Oui, j’avais été subjugué par « Entrez dans la danse ! » de Jean Teulé, puis magistralement consterné par « Mangez-le si vous voulez ! » où l’histoire vraie d’un crime collectif commis par une foule prise de délire et par la haine du teuton. Incommensurable calvaire enduré par Alain de Monéys, un après-midi du 16 août 1870 dans la commune périgourdine de Hautefaye. Le notable se rendant à la foire du bourg pour connaître un incompréhensible supplice dans une extrême barbarie.  Et pourtant, tout le monde l’appréciait dans la commune ! On a parlé « d’hystérie collective ». Il y a dans ce parcours, en chemin de croix, des manières de « Dupont la joie » et un zest de « L’étranger » de Camus lorsque le malaise vire au cauchemar.  A lire aussi, cette « Fleur de tonnerre », récit également tiré de l’histoire criminelle avec cette tueuse en série, empoisonneuse bretonne, Hélène Jégado, genre de grande faucheuse de l’assiette…

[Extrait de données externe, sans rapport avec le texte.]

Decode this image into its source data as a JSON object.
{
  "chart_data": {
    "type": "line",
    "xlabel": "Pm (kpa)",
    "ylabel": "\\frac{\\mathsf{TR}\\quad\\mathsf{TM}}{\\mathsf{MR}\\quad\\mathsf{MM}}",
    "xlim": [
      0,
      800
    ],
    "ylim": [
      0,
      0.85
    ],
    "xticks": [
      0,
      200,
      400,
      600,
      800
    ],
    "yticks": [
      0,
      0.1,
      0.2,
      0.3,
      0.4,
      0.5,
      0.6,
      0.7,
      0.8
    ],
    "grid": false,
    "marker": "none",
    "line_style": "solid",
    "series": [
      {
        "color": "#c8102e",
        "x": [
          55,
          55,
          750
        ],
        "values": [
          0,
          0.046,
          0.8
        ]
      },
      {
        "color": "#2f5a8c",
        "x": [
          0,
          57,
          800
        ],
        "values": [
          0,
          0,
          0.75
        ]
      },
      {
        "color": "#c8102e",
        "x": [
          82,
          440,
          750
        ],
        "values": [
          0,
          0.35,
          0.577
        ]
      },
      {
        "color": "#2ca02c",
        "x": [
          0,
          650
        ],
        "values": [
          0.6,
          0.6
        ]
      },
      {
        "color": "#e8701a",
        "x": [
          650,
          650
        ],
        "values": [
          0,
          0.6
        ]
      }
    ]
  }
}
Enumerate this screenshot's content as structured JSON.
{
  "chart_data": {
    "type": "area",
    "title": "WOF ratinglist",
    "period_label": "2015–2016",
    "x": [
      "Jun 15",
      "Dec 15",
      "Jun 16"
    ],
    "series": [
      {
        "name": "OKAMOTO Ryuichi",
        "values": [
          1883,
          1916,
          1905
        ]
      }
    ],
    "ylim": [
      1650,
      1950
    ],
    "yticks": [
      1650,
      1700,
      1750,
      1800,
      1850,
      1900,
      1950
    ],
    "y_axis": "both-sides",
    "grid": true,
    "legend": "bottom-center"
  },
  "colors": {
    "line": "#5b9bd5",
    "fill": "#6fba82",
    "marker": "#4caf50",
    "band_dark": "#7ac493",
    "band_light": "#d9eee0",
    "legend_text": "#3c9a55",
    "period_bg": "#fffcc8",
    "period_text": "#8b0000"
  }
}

Et récemment, je viens de faire un tour dans « Le magasin des Suicides », toujours du même auteur, le prolixe et déconcertant Jean Teulé nous offre cette fois-ci une narration imaginaire mais d’un humour noir décapant, voire revigorant dans lequel il est question d’un magasin « où l’on veut depuis dix générations tous les ingrédients possibles pour se suicider ». C’est une farce drôlatique et…finalement pleine d’entrain où les personnages portent de singuliers patronymes (de suicidés célèbres !) comme Marilyn, Mishima, Alan (Turing, inventeur de l’ordinateur d’où viendrait la pomme Apple) qui a trempé une pomme dans une solution de cyanure et l’a croquée (d’où le célèbre logo…). Boutique où l’on ne dit jamais au revoir ! Aux clients…Magasin où les gérants mangent même du gigot d’agneau qui s’est jeté de la falaise. O conscience professionnelle quand tu nous tiens…Quant à la porte de la machiavélique officine, elle est dotée d’un squelette qui tintinnabule lorsqu’on entre….Et parlant du slogan, il est merveilleux de logique : Vous avez raté votre vie ? Avec nous, vous réussirez votre mort !

 Décapant également ce Charly 9, un zest iconoclaste de ce Charles IX qui a 22 ans commandita (sous le joug de sa mère, Catherine de Médicis) le massacre de la Saint-Barthélemy. Il devint fou et sua du sang…Le monarque sanguinaire (dans tous les sens du terme) confiera : Sans doute que j’aurais pu devenir un grand roi. Lui qui sera jeté, non pas à Saint-Denis mais dans une fosse commune.

Enfin, paillard et coquin à souhait, Héloïse, ouille ! est une farce historique charnelle et sensuelle, mais également une puissante et incroyable histoire d’amour qui reste gravée au fil des siècles. Teulé la sublime avec élégance et trivialité, mais :  Une amour (on employait le féminin à l’époque !) de cette ampleur escalade le ciel !

 Oui, j’aime les ouvrages de Teulé qui rappellent à l’être humain que vivre et mourir ne sont…finalement pas de tout repos…et qu’entre les deux,  ma foi, il se passe bien des choses !

                                                                                                               @Laurent BAYART

  • Entrez dans la danse ! éditions Julliard,
  • Fleur de tonnerre, éditions Julliard
  • Mangez le si vous voulez ! éditions Julliard
  • Le magasin des suicides, éditions Julliard.
  • Charly 9, éditions Julliard.
  • Héloïse, ouille !, éditions Julliard.